Once certified, Alaska's counts would be more readily available to the public, including on smartphone apps, a boon to summer visitors and residents alike.

Blame it on the book club

Rathkopf smiled when she remembered where the clinic and UAA collaboration got started. It was at her book club. One member, a UAA professor who suffers from allergies, proposed the idea that UAA students might help keep the pollen count going if it was in danger of stopping.

While that turned out not to be feasible this year, the idea lead to other conversations that made it possible for UAA to house the monitoring equipment and assume the sampling responsibilities.

The monitoring equipment, a Burkard Volumetric Spore Trap, came from the municipality.

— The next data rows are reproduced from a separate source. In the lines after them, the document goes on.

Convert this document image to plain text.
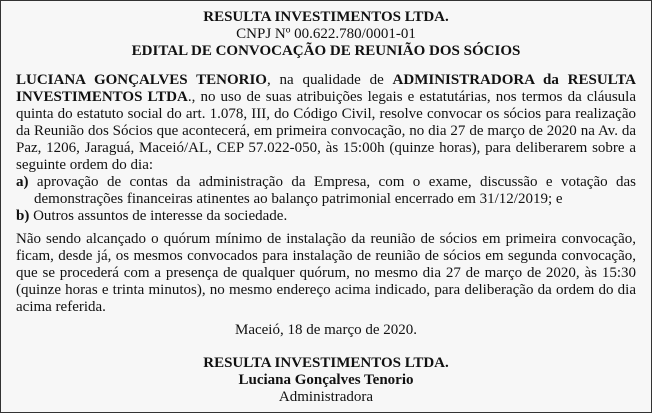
RESULTA INVESTIMENTOS LTDA.
CNPJ Nº 00.622.780/0001-01
EDITAL DE CONVOCAÇÃO DE REUNIÃO DOS SÓCIOS

LUCIANA GONÇALVES TENORIO, na qualidade de ADMINISTRADORA da RESULTA INVESTIMENTOS LTDA., no uso de suas atribuições legais e estatutárias, nos termos da cláusula quinta do estatuto social do art. 1.078, III, do Código Civil, resolve convocar os sócios para realização da Reunião dos Sócios que acontecerá, em primeira convocação, no dia 27 de março de 2020 na Av. da Paz, 1206, Jaraguá, Maceió/AL, CEP 57.022-050, às 15:00h (quinze horas), para deliberarem sobre a seguinte ordem do dia:
a) aprovação de contas da administração da Empresa, com o exame, discussão e votação das demonstrações financeiras atinentes ao balanço patrimonial encerrado em 31/12/2019; e
b) Outros assuntos de interesse da sociedade.

Não sendo alcançado o quórum mínimo de instalação da reunião de sócios em primeira convocação, ficam, desde já, os mesmos convocados para instalação de reunião de sócios em segunda convocação, que se procederá com a presença de qualquer quórum, no mesmo dia 27 de março de 2020, às 15:30 (quinze horas e trinta minutos), no mesmo endereço acima indicado, para deliberação da ordem do dia acima referida.

Maceió, 18 de março de 2020.
RESULTA INVESTIMENTOS LTDA.
Luciana Gonçalves Tenorio
Administradora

A vacuum pump draws in a constant supply of air through a small opening oriented by a wind vane. Pollen, fungus, minerals and other airborne material adhere to an adhesive film place on a microscope slide.

Schlapia donated her time to train Hodges Snyder on the sampling protocol. For her, seeing the count continue is a source of satisfaction.

"We get lots of calls and interest," Schlapia said. The municipal website now  directs the pollen-curious to the allergy clinic's site for the current counts. The joint effort drew media attention during last week's high pollen counts.